Doğa düşmanı 5 madde
OVP’de madencilikle ilgili yer alan 5 madde şöyle; Tüm tabii kaynak yönetim sistemlerinin birbiriyle uyumlu, tek elden yönetilmesi için gerekli düzenlemeler yapılacak. Madenler, uluslararası standartlarda aranarak ekonomiye kazandırılıp, sürdürülebilir madencilik politikaları yaygınlaştırılacak. Stratejik ve kritik minerallerin arama, üretim ve zenginleştirme çalışmaları artırılacak. Maden arama faaliyetleri mevzuatta kamu yararına faaliyet olarak tanımlanacak ve yatırım güvencesini artıracak yeni bir temel düzenleme hazırlanacak. Yerli kömür ve temiz kömür teknolojilerinin geliştirilmesi ile ekonomik değeri yüksek ürünler için Ar-Ge yapılacak.
Kamu yararı’ kararı alınamaz
İstanbul Üniversitesi Cerrahpaşa Orman Fakültesi Toprak İlmi ve Ekoloji Anabilim Dalı’ndan Prof. Dr. Doğanay Tolunay DW Türkçe’ye yaptığı açıklamada, “Madencilik faaliyetinin kamu yararı olduğu kararı, özel kişilere ait taşınmazların kamulaştırılması için gerekli. Mevcut şartlarda tarım alanlarında maden arama çalışmalarında kamu yararı kararı alınamadığı için bir kamulaştırma ve maden araması yapılamıyor” derken, maden şirketlerinin faaliyetlerine dikkat çekerek, “Kendi açılarından sorun olan bu durumun giderilmesi adına mevzuatın değiştirilmesi için Cumhurbaşkanlığı nezdinde girişimlerde bulunuldukları ve bunda başarılı oldukları anlaşılıyor” dedi.
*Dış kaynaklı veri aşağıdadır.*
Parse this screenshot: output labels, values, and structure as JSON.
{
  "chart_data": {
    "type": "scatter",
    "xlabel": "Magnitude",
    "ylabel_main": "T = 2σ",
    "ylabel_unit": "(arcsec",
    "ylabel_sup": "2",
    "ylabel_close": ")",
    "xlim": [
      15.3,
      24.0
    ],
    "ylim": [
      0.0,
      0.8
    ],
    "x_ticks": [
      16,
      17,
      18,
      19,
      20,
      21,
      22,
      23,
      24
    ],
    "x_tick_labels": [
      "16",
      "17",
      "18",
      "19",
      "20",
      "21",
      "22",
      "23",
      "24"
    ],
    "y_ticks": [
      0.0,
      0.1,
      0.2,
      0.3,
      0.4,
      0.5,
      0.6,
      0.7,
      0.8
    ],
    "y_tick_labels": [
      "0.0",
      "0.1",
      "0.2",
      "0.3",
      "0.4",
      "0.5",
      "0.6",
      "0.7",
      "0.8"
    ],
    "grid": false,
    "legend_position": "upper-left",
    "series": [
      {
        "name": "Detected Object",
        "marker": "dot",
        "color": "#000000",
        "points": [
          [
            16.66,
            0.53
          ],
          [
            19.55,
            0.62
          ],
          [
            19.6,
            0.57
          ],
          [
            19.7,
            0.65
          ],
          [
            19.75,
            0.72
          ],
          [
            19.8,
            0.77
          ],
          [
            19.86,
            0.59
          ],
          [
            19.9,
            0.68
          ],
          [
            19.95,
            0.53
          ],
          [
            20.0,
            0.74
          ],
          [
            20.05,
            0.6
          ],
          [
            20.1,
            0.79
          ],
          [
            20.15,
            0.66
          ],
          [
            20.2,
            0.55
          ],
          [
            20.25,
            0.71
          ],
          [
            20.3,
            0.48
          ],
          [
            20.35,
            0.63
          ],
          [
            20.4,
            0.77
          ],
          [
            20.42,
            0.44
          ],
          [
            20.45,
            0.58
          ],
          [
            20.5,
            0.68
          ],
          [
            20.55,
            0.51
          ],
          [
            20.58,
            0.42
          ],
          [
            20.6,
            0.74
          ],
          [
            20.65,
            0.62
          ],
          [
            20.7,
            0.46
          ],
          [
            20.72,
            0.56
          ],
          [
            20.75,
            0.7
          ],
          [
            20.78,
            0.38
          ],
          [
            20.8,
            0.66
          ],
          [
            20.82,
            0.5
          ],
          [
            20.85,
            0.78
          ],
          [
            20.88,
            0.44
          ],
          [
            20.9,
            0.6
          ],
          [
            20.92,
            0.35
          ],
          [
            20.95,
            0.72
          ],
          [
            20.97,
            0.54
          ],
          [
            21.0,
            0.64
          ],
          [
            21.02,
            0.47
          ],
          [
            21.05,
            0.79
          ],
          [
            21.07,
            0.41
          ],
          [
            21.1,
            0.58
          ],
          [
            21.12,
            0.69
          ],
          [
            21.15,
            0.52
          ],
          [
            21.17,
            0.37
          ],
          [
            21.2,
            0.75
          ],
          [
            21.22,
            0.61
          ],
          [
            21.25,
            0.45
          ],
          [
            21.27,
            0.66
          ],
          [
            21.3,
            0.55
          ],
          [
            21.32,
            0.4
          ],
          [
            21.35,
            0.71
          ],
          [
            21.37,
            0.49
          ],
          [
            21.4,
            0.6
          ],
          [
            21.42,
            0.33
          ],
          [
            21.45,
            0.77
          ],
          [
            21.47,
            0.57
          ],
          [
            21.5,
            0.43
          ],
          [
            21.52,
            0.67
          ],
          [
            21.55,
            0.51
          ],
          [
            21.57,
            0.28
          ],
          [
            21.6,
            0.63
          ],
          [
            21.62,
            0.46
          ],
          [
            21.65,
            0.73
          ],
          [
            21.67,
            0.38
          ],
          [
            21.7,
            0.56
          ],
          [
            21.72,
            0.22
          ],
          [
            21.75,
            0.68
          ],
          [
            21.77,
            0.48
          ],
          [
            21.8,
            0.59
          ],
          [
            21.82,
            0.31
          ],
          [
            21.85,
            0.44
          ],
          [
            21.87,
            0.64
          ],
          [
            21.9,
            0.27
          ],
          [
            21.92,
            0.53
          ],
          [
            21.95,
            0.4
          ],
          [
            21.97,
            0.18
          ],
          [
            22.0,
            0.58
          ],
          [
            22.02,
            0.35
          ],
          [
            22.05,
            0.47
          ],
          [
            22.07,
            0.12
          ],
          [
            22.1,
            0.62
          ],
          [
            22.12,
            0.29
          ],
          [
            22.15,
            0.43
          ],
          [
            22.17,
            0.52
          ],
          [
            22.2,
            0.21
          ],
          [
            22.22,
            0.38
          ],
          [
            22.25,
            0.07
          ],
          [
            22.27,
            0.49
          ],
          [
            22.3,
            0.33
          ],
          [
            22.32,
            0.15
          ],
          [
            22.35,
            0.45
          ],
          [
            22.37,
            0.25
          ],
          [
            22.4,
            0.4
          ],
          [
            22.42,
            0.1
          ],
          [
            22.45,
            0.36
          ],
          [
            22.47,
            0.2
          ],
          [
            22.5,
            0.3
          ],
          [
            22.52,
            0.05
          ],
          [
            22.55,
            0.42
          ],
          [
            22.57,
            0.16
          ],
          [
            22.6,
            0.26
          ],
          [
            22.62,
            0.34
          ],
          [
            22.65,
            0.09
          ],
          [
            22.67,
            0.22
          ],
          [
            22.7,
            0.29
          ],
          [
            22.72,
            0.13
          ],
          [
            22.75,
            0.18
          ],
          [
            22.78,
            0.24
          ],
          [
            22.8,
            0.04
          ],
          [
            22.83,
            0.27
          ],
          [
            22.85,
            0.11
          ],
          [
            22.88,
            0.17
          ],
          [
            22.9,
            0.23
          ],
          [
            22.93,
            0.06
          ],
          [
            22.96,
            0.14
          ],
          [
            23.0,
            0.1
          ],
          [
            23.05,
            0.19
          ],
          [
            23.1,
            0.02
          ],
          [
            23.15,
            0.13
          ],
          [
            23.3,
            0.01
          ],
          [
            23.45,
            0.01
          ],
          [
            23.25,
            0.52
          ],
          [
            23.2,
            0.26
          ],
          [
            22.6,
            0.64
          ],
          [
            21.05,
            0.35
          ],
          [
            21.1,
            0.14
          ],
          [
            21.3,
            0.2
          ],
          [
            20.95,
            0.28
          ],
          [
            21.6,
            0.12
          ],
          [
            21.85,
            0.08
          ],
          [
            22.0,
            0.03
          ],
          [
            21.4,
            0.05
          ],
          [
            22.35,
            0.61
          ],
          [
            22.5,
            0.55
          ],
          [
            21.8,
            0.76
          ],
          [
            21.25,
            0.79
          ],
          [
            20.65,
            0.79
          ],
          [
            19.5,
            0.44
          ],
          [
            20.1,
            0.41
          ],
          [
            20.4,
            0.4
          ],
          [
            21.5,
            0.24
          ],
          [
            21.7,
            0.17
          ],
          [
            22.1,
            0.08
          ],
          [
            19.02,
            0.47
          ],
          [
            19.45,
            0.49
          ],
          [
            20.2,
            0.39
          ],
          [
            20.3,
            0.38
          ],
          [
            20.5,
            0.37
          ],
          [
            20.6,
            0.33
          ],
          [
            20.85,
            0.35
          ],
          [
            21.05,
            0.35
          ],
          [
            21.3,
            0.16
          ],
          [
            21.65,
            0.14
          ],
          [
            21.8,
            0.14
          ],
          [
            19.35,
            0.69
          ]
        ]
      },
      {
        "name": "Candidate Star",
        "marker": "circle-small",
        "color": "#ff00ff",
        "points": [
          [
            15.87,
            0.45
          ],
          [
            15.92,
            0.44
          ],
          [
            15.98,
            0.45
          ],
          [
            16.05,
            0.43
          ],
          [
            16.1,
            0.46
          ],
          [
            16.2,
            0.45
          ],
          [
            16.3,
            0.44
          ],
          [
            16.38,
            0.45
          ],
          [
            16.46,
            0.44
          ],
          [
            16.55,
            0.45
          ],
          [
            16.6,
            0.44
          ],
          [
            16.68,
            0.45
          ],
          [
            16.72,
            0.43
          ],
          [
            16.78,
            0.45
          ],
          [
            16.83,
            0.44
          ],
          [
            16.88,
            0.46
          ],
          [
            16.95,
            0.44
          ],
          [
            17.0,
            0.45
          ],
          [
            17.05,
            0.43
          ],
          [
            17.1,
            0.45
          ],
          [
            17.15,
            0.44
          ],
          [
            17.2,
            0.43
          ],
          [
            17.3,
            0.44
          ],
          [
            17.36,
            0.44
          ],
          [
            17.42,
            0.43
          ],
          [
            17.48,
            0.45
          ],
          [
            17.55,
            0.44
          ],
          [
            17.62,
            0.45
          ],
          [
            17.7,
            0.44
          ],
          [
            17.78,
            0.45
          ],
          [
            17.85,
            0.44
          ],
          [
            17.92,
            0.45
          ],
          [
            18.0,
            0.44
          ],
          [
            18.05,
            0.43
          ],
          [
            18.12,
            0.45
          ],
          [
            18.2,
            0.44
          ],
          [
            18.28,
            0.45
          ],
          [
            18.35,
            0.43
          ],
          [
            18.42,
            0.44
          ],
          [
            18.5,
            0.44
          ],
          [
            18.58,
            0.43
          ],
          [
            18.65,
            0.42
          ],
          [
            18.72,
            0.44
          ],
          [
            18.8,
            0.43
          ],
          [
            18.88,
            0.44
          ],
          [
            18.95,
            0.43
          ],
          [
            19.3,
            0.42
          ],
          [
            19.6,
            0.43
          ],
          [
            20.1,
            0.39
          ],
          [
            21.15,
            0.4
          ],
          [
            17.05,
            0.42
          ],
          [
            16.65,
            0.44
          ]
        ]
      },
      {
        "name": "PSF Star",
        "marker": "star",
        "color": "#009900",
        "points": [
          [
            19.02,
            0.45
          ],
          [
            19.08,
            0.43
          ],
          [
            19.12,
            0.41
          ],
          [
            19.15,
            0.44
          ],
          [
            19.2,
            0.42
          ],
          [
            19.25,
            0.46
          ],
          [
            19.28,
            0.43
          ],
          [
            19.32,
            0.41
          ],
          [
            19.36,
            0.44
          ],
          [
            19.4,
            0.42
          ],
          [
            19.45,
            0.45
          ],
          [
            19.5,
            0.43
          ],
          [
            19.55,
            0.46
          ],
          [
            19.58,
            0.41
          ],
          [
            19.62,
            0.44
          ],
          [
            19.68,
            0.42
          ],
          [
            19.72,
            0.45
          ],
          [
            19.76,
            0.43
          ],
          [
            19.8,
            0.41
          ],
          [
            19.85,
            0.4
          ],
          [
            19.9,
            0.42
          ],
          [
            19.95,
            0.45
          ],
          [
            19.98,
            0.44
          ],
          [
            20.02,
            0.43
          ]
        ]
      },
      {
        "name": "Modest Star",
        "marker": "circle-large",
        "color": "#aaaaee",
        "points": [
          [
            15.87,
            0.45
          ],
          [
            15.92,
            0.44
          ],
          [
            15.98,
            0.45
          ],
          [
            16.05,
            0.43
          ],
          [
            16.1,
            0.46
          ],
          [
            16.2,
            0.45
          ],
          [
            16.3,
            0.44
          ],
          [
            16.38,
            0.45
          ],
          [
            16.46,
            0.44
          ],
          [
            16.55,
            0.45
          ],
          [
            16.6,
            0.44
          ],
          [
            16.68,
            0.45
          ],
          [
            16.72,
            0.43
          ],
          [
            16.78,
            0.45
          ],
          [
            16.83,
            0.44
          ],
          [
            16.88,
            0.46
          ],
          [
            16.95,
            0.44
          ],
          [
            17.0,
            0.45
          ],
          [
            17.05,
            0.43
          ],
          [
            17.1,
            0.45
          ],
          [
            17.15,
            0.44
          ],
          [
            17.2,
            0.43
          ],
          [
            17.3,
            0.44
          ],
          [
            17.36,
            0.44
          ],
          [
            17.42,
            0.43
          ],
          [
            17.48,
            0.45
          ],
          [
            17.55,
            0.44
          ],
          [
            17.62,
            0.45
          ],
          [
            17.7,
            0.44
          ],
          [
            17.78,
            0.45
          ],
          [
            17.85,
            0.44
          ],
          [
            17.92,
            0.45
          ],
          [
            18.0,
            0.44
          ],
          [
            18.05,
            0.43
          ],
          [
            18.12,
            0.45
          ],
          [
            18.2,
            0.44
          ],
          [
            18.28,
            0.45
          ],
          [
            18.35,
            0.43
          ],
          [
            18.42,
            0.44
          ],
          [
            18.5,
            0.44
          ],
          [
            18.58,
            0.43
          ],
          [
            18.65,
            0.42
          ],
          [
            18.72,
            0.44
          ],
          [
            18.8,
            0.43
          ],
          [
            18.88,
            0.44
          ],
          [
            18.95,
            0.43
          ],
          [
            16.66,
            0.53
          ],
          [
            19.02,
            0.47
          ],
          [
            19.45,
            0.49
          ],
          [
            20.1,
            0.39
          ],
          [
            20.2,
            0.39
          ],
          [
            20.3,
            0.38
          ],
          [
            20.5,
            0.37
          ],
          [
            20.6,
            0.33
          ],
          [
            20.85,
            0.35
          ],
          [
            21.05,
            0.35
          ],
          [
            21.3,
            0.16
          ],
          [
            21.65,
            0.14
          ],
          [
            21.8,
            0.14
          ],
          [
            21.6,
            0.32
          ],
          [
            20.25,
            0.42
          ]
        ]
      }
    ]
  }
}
75 yılda 1186, 15 yılda 386 bin
Akbelen’de ağaç kesimine karşı direnen yurttaşların avukatı olan İsmail Hakkı Atal, “Türkiye’de madencilik sektöründe kamu yararı arkasına saklanan menfaat, maden şirketlerinin ticari kazancı. Devlet de çıkartmıyor bu madenleri. Şirketler alıyorlar, çıkartıyorlar, ülkenin tarımını, toprağını, havasını, suyunu zehirleyip gidiyorlar” dedi. İsmail Hakkı Atal, 1923’ten 2002 yılına dek geçen 80 yılda Türkiye genelinde toplam 1186 maden ruhsatı verilirken, Maden ve Petrol İşleri Genel Müdürlüğü’nün verilerine göre 2008-2023 arasındaki son 15 yılda ruhsat sayısının 386 bine çıktığını belirtti.